設計図通りに埋土をしなかったことが露見したときの弁解の用に供するための口実にしか見えない。地下室の床一面を分厚いコンクリートで覆って土壌汚染対策を万全とした場合、設計図に反して地下室を設けたことの口実がなくなる。
このように疑った方が不満足な地下室を設けたことの整合性を見い出すことができる。
「盛り土よりコストが高いとも考えられ」と言って、地下室建設の方が盛土よりもコストが高いから、「手抜き工事とかコスト削減目的とかではない」と地下室建設の正当性を訴えているが、果たしてそうだろうか。
盛土が行われていなかった4棟の建物は以下である。
水産卸売場棟――建築面積49,000平方メートル
水産仲卸売場棟――建築面積66,000平方メートル
(うち管理施設棟4,600平方メートル)
青果棟――建築面積54,000平方メートル
「加工パッケージ棟」(5,100平方メートル)
合計174,100平方メートルとなる。
どのくらいの広さか、キロ平方メートルに直した上で東京ドームの広さと比較してみる。
174,100平方メートル=0.174平方キロメートル。
東京ドームは0,047k㎡。東京ドームの約3.7倍の広さとなる。
また174,100平方メートル✕4.5メートル=69255,000立方メートルの土が必要となるが、埋土しないことによって、これだけの土が浮く。
山土と生コンの値段の違いをネットで調べてみた。
両方共ダンプ運搬で、運ぶ距離によって値段に違いは出るが、大体のとこで山土は1立方メートル3,500円前後。生コンは1立米で18,000円前後。

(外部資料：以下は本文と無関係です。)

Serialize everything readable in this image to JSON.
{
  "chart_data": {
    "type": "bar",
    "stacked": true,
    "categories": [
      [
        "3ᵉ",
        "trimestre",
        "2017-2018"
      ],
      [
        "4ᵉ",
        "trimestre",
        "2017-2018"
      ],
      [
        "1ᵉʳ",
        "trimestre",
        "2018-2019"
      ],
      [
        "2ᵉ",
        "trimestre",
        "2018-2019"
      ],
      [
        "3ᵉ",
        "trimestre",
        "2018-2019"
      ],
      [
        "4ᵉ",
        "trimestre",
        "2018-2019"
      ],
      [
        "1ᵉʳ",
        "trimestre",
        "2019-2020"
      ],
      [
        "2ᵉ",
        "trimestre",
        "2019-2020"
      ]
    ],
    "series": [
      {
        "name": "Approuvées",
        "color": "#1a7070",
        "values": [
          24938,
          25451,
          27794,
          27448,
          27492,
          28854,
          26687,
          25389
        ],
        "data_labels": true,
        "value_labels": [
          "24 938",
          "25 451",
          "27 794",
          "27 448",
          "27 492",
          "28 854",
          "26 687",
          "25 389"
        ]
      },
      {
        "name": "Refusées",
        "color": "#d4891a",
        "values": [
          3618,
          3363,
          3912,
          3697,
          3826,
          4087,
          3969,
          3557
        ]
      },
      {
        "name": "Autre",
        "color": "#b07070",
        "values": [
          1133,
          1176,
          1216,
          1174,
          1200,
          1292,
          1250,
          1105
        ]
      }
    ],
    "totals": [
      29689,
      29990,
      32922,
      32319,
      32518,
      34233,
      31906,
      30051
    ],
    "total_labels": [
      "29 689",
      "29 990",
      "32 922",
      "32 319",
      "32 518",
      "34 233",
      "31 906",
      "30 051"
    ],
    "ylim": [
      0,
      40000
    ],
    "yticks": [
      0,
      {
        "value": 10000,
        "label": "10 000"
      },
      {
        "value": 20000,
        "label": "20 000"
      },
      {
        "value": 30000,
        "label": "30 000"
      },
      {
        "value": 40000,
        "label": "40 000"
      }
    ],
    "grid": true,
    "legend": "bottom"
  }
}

69255,000立方メートル✕3,500円(1立方メートル)とすると、2423億9250万円のコストが資材だけで浮くことになる
さらに埋土にかかるコストを考えてみる。
東京ドームの約3.7倍の広さの面積を先ず何台もの重機で2メートル掘削して汚染土を取り除き、その土を何台ものダンプで搬出し、掘削できた場所から順次新しい土を何台ものダンプで搬入して4.5メートルの高さの埋土を行うが、問題は埋土した土はふわふわしていて引き締まっていないから、一定程度の盛土(一般的には30センチ)をしたら、20トン等のタイヤローラーと振動ローラー等を併用して地固めをしなければならない。
この手間とコストは相当なものであろう。
また敷地全体に一定間隔で砂杭を設けたそうだが、砂杭とは「地中に多数の穴をうがち,砂を密に充塡して設けた柱を排水路とし,軟弱な粘土層の地盤の強度を高める方法」ということだが、埋土した地盤を固めた後でないと砂杭のための穴を掘ろうとしても、掘った先から土が崩れて穴が埋まってしまう。
いわば埋土せずに地下室を設けた個所は土の搬出のみで搬入の手間も地固めの手間も砂杭の手間が省けて、もし最初の2メートルを掘削した時点で地下室の建設にかかったとしたら、2.5メートルを埋め戻してから改めて4.5メートルの地下室建設分の広さを掘削した場合のH鋼や鉄板パイル等を使った土留めの必要性もなく、単に普通の鉄筋コンクリートの擁壁建設の工法でコンクリート壁で四方を囲むだけで済むから、生コンの量も手間もそれ程かからず、全体的なコストは相当に浮くことになる。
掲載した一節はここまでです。